“Agora, ao invés da sua “imagem”, é melhor os militares se preocuparem com a situação desesperadora da maioria da população, porque a fome está batendo na porta de cada vez de mais casas no Brasil”, adverte o geógrafo Milton Pomar, em artigo. “E a fome não respeita hierarquia”, alerta ele.

Generais prezam muito a hierarquia e evitam meter-se em política, exceto os que articularam a eleição do ex-capitão e continuam trabalhando por sua manutenção na presidência. Desde que ele começou a mandar em generais, o desconforto tem crescido entre os oficiais superiores, porque o ex-capitão parece não poupar nada nem ninguém.

O jornalista Gerson Camarotti, da Globo, comenta em seu blog hoje (13/11), sobre esse desconforto, no dia seguinte à fala do comandante do Exército, Edson Pujol, que afirmou que “os militares não querem fazer parte da política, muito menos deixar ela entrar nos quartéis”. O vice-presidente general Mourão teria dito ao jornalista que “a política nos quartéis acaba com a disciplina e com a hierarquia.”

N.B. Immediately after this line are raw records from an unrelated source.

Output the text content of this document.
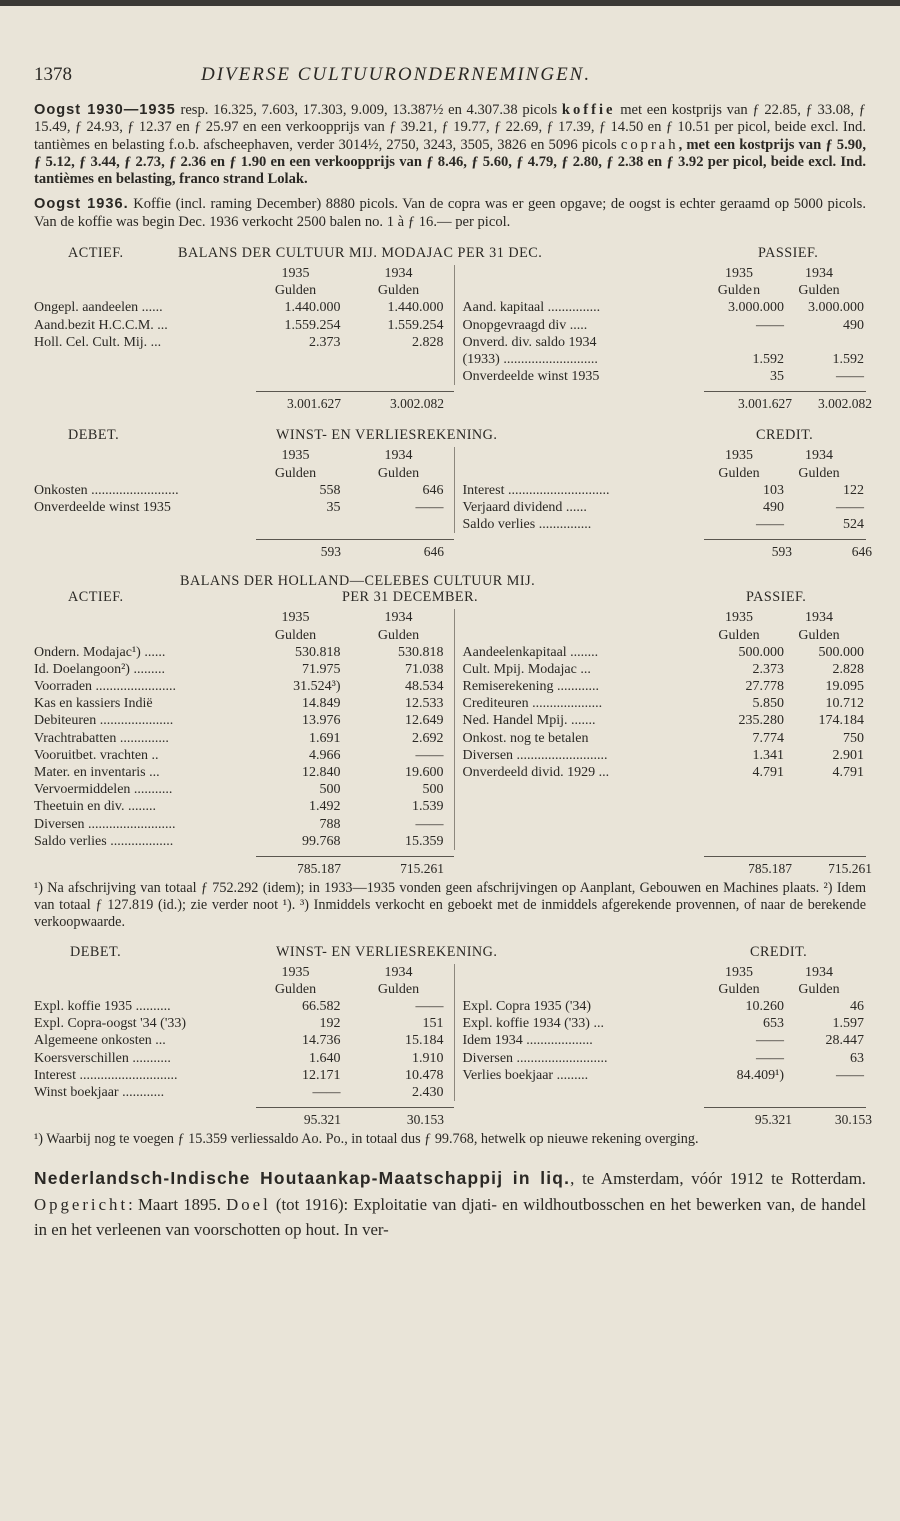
1378	DIVERSE CULTUURONDERNEMINGEN.

Oogst 1930—1935 resp. 16.325, 7.603, 17.303, 9.009, 13.387½ en 4.307.38 picols koffie met een kostprijs van ƒ 22.85, ƒ 33.08, ƒ 15.49, ƒ 24.93, ƒ 12.37 en ƒ 25.97 en een verkoopprijs van ƒ 39.21, ƒ 19.77, ƒ 22.69, ƒ 17.39, ƒ 14.50 en ƒ 10.51 per picol, beide excl. Ind. tantièmes en belasting f.o.b. afscheephaven, verder 3014½, 2750, 3243, 3505, 3826 en 5096 picols coprah, met een kostprijs van ƒ 5.90, ƒ 5.12, ƒ 3.44, ƒ 2.73, ƒ 2.36 en ƒ 1.90 en een verkoopprijs van ƒ 8.46, ƒ 5.60, ƒ 4.79, ƒ 2.80, ƒ 2.38 en ƒ 3.92 per picol, beide excl. Ind. tantièmes en belasting, franco strand Lolak.

Oogst 1936. Koffie (incl. raming December) 8880 picols. Van de copra was er geen opgave; de oogst is echter geraamd op 5000 picols. Van de koffie was begin Dec. 1936 verkocht 2500 balen no. 1 à ƒ 16.— per picol.

ACTIEF.	BALANS DER CULTUUR MIJ. MODAJAC PER 31 DEC.	PASSIEF.
1935	1934
Gulden	Gulden
Ongepl. aandeelen ......	1.440.000	1.440.000
Aand.bezit H.C.C.M. ...	1.559.254	1.559.254
Holl. Cel. Cult. Mij. ...	2.373	2.828
1935	1934
Gulde n	Gulden
Aand. kapitaal ...............	3.000.000	3.000.000
Onopgevraagd div .....	——	490
Onverd. div. saldo 1934
(1933) ...........................	1.592	1.592
Onverdeelde winst 1935	35	——
3.001.627	3.002.082	3.001.627	3.002.082
DEBET.	WINST- EN VERLIESREKENING.	CREDIT.
1935	1934
Gulden	Gulden
Onkosten .........................	558	646
Onverdeelde winst 1935	35	——
1935	1934
Gulden	Gulden
Interest .............................	103	122
Verjaard dividend ......	490	——
Saldo verlies ...............	——	524
593	646	593	646
BALANS DER HOLLAND—CELEBES CULTUUR MIJ.
PER 31 DECEMBER.
ACTIEF.	PASSIEF.
1935	1934
Gulden	Gulden
Ondern. Modajac¹) ......	530.818	530.818
Id. Doelangoon²) .........	71.975	71.038
Voorraden .......................	31.524³)	48.534
Kas en kassiers Indië	14.849	12.533
Debiteuren .....................	13.976	12.649
Vrachtrabatten ..............	1.691	2.692
Vooruitbet. vrachten ..	4.966	——
Mater. en inventaris ...	12.840	19.600
Vervoermiddelen ...........	500	500
Theetuin en div. ........	1.492	1.539
Diversen .........................	788	——
Saldo verlies ..................	99.768	15.359
1935	1934
Gulden	Gulden
Aandeelenkapitaal ........	500.000	500.000
Cult. Mpij. Modajac ...	2.373	2.828
Remiserekening ............	27.778	19.095
Crediteuren ....................	5.850	10.712
Ned. Handel Mpij. .......	235.280	174.184
Onkost. nog te betalen	7.774	750
Diversen ..........................	1.341	2.901
Onverdeeld divid. 1929 ...	4.791	4.791
785.187	715.261	785.187	715.261

¹) Na afschrijving van totaal ƒ 752.292 (idem); in 1933—1935 vonden geen afschrijvingen op Aanplant, Gebouwen en Machines plaats. ²) Idem van totaal ƒ 127.819 (id.); zie verder noot ¹). ³) Inmiddels verkocht en geboekt met de inmiddels afgerekende provennen, of naar de berekende verkoopwaarde.

DEBET.	WINST- EN VERLIESREKENING.	CREDIT.
1935	1934
Gulden	Gulden
Expl. koffie 1935 ..........	66.582	——
Expl. Copra-oogst '34 ('33)	192	151
Algemeene onkosten ...	14.736	15.184
Koersverschillen ...........	1.640	1.910
Interest ............................	12.171	10.478
Winst boekjaar ............	——	2.430
1935	1934
Gulden	Gulden
Expl. Copra 1935 ('34)	10.260	46
Expl. koffie 1934 ('33) ...	653	1.597
Idem 1934 ...................	——	28.447
Diversen ..........................	——	63
Verlies boekjaar .........	84.409¹)	——
95.321	30.153	95.321	30.153

¹) Waarbij nog te voegen ƒ 15.359 verliessaldo Ao. Po., in totaal dus ƒ 99.768, hetwelk op nieuwe rekening overging.

Nederlandsch-Indische Houtaankap-Maatschappij in liq., te Amsterdam, vóór 1912 te Rotterdam. Opgericht: Maart 1895. Doel (tot 1916): Exploitatie van djati- en wildhoutbosschen en het bewerken van, de handel in en het verleenen van voorschotten op hout. In ver-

Impressiona o esforço desses dois generais em tentar negar o óbvio. O atual presidente da República quebrou a hierarquia de maneira pública e acintosa quando ainda estava no Exército, em 1986, e foi a partir desse crime militar que ele se projetou para a política. Generais o absolveram no Supremo Tribunal Militar, em 1988. E foram novamente generais a resgatá-lo da mediocridade parlamentar, em 2015, acenando com a perspectiva de sucesso em uma então improvável candidatura presidencial. Os que o procuraram para a aventura da presidência sabiam exatamente quem era o ex-capitão, porque havia sido preso em 1986 e como fora absolvido em 1988. Registre-se que essa iniciativa foi liderada pelo então ministro do Exército, general Villas Boas.

Mais do que a estupidez verbalizada a três por quatro pelo ex-capitão, o que preocupa e envergonha a Nação é a sucessão de fatos trágicos do desgoverno federal, que mantém o Brasil à deriva: pandemia descontrolada, a maior quantidade de mortos em tempo de paz, 52 milhões de pessoas na pobreza, economia destroçada, instituições em situação caótica, Pantanal queimado, Amazônia desmatada e incendiada, desempregoinflação dos alimentos, desindustrialização, importação de soja, tentativa de sabotagem da vacinação contra a Covid-19, isolamento internacional…

E o que será das 66 milhões de pessoas que receberam ajuda emergencial, a partir de janeiro de 2021, quando já não poderão mais contar com os míseros R$300,00 mensais?

Os generais não externam preocupação com esse quadro verdadeiramente explosivo, nem com os crimes de responsabilidade cometidos pelo ex-capitão, que embasam os processos de “ impeachment” contra o presidente da República – consta que já seriam mais de 50, sob a guarda do presidente da Câmara dos Deputados. Nesse contexto de pesadelo interminável, a preocupação dos generais com a “imagem” deles próprios é realmente notável: “Ao blog, um general da reserva alertou que na gestão Bolsonaro os militares estão sofrendo uma espécie de humilhação pública.”

Após apoiarem um “mau militar”, preso por quebrar a hierarquia, e absolvido em segunda instância por acordo político de oficiais superiores, o que os generais esperavam, além do considerável aumento salarial que conseguiram? Agora, ao invés da sua “imagem”, é melhor os militares se preocuparem com a situação desesperadora da maioria da população, porque a fome está batendo na porta de cada vez de mais casas no Brasil. E a fome não respeita hierarquia.

Milton Pomar é geógrafo, mestre em Políticas Públicas. Serviu Exército em 1978.